Amid fears the country is being dragged to the brink of all-out civil war, Shi’ite Prime Minister Nuri al-Maliki called for restraint on Friday, urging Iraqis not to allow themselves to be divided by “evildoers.”

President Jalal Talabani said the government was talking to armed groups, although he gave no details. Iraqi officials have said in the past negotiations have been held with Sunni Arab insurgents. Such talks have been preliminary.

“There are many armed groups that have started talks with the Iraqi government,” Talabani told reporters without elaborating.

Before leaving Iraq last Monday at the end of his assignment, U.S. ambassador Zalmay Khalilzad said U.S. and Iraqi officials had held contacts with Sunni Arab insurgent groups to build an alliance against al-Qaida.

‘Defeat for terrorism and infidels’
Radical Shiite cleric Muqtada al-Sadr blamed the United States for the violence and called for a huge anti-American demonstration April 9, the fourth anniversary of the fall of Baghdad.

Al-Sadr’s statement was his first since March 16, when he urged supporters to resist U.S. forces through peaceful means. U.S. and Iraqi officials say al-Sadr remains in Iran, sitting out the security crackdown, but aides have told The Associated Press he has returned to Najaf.

His latest declaration was read to worshippers during Friday prayers at a mosque in Kufa, a twin-city to Najaf where al-Sadr frequently led the ritual, and in Baghdad’s Sadr City Shiite enclave.

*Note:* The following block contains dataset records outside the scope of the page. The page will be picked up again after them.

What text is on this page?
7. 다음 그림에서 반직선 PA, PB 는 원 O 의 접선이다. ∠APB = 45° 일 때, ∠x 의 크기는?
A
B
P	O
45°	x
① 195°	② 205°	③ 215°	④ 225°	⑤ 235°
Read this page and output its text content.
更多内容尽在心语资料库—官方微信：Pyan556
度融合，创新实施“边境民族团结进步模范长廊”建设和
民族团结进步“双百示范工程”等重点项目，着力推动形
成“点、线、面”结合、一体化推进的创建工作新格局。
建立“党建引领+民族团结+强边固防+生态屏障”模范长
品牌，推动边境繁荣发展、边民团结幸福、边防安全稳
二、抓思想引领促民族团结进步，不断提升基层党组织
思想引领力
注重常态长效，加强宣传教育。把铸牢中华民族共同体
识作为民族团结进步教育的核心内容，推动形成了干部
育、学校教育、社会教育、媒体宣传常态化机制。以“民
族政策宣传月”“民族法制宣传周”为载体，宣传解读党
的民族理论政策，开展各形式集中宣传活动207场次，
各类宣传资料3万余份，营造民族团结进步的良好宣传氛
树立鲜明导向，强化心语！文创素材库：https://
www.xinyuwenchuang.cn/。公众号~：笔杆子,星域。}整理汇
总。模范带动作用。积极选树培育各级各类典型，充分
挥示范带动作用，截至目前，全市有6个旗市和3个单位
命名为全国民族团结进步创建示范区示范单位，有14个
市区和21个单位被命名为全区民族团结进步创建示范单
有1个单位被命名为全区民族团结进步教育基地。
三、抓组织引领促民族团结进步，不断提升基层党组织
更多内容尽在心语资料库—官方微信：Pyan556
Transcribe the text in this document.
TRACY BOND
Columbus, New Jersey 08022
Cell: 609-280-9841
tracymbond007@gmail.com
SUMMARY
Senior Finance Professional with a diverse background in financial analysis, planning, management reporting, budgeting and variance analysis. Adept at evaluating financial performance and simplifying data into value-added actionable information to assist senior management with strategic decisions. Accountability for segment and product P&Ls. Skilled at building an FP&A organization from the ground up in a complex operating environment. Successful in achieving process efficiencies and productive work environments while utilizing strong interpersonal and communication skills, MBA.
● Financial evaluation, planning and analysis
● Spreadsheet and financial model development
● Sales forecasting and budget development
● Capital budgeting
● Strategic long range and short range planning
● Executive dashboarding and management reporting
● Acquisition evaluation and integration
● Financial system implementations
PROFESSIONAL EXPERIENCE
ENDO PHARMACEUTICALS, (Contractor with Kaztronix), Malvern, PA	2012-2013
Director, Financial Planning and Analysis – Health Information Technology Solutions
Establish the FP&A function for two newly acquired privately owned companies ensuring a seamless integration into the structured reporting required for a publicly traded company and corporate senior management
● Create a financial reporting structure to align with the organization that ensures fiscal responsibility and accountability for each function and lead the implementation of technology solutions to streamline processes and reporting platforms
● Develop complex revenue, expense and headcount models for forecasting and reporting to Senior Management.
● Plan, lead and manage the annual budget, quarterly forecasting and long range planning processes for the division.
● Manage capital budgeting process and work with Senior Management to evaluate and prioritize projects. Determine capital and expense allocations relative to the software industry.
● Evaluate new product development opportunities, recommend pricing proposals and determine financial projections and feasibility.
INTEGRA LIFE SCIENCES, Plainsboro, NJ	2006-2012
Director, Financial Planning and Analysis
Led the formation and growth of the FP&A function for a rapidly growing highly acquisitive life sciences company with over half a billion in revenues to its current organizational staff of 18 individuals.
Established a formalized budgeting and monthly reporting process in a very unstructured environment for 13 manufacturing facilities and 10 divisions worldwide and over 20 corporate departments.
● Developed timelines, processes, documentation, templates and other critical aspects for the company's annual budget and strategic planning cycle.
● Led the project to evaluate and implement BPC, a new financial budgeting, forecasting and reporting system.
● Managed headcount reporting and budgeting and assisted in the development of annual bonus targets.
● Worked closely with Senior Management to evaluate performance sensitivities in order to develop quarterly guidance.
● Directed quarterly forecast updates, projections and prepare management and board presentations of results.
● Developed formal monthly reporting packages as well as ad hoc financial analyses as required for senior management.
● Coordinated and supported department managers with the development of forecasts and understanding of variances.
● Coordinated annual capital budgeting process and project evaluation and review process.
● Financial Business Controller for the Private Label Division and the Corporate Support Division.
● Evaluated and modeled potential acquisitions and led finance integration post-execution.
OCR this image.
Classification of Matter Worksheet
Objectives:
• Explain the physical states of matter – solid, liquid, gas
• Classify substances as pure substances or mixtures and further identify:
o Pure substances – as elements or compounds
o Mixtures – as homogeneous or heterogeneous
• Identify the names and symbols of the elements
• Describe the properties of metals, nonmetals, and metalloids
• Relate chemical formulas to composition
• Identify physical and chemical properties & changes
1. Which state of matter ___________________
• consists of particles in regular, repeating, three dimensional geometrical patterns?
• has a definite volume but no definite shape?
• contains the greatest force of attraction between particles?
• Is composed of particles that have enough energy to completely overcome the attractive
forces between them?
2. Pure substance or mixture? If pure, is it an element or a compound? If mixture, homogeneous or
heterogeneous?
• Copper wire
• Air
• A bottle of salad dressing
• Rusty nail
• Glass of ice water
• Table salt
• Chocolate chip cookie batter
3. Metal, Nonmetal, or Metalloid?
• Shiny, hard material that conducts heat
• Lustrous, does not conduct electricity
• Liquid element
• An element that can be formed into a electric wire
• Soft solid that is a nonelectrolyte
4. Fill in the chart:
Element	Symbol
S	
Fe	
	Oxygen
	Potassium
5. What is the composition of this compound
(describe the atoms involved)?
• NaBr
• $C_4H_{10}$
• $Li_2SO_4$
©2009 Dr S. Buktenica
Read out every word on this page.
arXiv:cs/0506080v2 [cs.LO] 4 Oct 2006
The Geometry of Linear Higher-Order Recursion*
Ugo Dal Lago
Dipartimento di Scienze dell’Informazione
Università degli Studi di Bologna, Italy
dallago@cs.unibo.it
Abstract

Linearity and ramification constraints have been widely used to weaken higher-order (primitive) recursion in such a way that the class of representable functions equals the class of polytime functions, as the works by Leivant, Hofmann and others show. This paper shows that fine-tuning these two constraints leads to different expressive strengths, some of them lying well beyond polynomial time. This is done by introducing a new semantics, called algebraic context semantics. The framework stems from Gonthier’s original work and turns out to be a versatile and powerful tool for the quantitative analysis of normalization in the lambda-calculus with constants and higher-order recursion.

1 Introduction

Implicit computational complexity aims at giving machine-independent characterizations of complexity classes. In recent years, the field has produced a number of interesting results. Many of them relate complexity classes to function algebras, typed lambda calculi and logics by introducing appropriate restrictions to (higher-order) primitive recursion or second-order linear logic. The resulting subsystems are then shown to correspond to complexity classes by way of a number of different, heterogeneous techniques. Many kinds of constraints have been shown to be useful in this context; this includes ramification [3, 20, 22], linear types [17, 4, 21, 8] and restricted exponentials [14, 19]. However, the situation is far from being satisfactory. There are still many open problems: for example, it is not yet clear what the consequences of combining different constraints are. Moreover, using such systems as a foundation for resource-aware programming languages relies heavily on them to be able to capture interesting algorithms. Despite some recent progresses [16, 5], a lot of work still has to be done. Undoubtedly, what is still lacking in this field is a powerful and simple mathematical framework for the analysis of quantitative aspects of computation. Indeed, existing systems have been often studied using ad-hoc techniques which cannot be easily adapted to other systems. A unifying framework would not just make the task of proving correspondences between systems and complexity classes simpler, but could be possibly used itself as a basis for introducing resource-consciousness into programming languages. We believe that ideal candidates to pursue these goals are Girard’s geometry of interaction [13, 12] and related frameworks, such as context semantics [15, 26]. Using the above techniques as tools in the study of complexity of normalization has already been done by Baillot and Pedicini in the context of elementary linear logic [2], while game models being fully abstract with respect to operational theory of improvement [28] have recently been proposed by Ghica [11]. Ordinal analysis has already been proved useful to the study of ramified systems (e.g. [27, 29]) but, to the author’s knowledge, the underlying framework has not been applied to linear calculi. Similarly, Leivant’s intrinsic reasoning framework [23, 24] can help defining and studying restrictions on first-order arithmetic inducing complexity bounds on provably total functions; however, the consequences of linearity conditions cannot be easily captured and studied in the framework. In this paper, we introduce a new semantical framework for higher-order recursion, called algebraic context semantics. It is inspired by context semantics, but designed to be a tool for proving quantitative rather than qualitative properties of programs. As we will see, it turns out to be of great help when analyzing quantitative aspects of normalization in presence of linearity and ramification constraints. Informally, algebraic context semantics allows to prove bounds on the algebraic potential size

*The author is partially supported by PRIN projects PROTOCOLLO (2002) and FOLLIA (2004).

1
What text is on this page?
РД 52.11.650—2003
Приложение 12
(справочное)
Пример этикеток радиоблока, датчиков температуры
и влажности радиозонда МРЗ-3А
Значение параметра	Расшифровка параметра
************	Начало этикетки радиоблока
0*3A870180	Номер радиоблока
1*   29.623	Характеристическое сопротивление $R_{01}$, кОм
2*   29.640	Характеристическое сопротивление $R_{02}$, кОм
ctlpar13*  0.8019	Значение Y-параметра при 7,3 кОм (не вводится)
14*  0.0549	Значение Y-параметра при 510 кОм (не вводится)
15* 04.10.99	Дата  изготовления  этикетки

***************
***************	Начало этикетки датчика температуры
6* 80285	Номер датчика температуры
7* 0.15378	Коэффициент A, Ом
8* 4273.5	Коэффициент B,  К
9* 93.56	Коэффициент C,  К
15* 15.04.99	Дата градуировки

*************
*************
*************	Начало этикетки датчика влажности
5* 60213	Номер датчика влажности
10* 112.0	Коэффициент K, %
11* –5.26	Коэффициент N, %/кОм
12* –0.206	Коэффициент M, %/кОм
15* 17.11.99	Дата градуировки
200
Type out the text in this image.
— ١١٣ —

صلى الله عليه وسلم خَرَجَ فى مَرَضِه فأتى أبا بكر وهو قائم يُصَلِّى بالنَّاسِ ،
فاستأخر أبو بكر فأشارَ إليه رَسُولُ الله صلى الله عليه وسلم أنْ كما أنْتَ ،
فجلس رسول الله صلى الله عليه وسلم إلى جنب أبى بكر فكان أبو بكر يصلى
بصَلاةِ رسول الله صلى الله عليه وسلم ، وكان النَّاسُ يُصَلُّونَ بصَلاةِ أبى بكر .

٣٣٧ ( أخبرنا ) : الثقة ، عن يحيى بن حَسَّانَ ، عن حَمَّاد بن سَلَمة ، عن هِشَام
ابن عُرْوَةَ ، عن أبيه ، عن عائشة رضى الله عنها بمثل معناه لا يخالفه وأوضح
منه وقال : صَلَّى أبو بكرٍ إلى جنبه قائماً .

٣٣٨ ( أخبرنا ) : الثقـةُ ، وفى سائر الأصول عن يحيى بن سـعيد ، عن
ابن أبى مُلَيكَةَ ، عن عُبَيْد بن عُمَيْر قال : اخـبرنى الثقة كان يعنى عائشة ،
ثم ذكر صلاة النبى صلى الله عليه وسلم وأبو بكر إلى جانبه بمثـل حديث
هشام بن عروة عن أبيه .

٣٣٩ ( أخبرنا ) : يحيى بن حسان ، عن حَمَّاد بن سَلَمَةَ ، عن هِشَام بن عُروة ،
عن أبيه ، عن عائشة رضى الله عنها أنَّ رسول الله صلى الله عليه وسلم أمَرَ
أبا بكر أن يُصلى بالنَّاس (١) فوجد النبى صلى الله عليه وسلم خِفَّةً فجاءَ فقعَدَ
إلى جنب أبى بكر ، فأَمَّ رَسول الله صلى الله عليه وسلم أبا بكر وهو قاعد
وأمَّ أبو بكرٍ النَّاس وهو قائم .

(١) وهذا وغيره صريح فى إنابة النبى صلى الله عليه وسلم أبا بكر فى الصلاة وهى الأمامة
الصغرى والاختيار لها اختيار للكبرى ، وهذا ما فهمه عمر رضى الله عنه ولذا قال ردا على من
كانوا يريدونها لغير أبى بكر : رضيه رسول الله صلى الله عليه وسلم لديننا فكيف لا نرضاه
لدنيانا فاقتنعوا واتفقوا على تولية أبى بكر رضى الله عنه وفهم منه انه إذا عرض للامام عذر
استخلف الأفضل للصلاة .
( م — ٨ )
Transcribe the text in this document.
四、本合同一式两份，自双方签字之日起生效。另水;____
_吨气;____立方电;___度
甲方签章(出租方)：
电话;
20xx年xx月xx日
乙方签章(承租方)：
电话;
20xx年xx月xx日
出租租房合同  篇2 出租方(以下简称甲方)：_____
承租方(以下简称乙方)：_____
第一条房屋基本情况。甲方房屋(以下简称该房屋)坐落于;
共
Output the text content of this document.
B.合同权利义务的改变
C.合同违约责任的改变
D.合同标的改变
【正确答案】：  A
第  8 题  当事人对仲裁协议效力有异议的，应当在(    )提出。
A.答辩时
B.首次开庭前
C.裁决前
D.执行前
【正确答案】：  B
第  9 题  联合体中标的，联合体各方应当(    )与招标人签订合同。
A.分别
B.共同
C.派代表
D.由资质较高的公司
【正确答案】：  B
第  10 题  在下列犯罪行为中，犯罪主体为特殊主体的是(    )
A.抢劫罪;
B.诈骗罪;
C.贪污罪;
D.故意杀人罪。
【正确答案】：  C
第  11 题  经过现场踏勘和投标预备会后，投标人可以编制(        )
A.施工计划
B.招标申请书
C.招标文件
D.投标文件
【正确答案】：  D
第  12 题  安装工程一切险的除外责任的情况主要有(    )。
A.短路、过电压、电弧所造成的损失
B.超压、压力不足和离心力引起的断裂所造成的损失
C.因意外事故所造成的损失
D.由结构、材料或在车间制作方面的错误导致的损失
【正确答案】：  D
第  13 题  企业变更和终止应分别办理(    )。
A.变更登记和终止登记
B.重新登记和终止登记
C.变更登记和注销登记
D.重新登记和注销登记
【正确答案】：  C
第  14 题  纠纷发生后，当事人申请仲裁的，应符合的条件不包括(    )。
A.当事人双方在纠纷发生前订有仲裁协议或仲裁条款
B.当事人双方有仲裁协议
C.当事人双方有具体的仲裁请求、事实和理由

“I renew my call for the occupier to leave our land,” he said in the statement, a copy of which was obtained by AP. “The departure of the occupier will mean stability for Iraq, victory for Islam and peace and defeat for terrorism and infidels.”

Al-Sadr, whose Mahdi Army militiamen fought American troops in 2004 but have generally cooperated with the current U.S.-Iraqi security push in Baghdad, blamed the presence of U.S. forces in Iraq for the rising violence, lack of services and sectarian bloodshed.

“You, oppressed people of Iraq, let the entire world hear your voice that you reject occupation, destruction and terrorism,” he said in calling for the April 9 demonstration.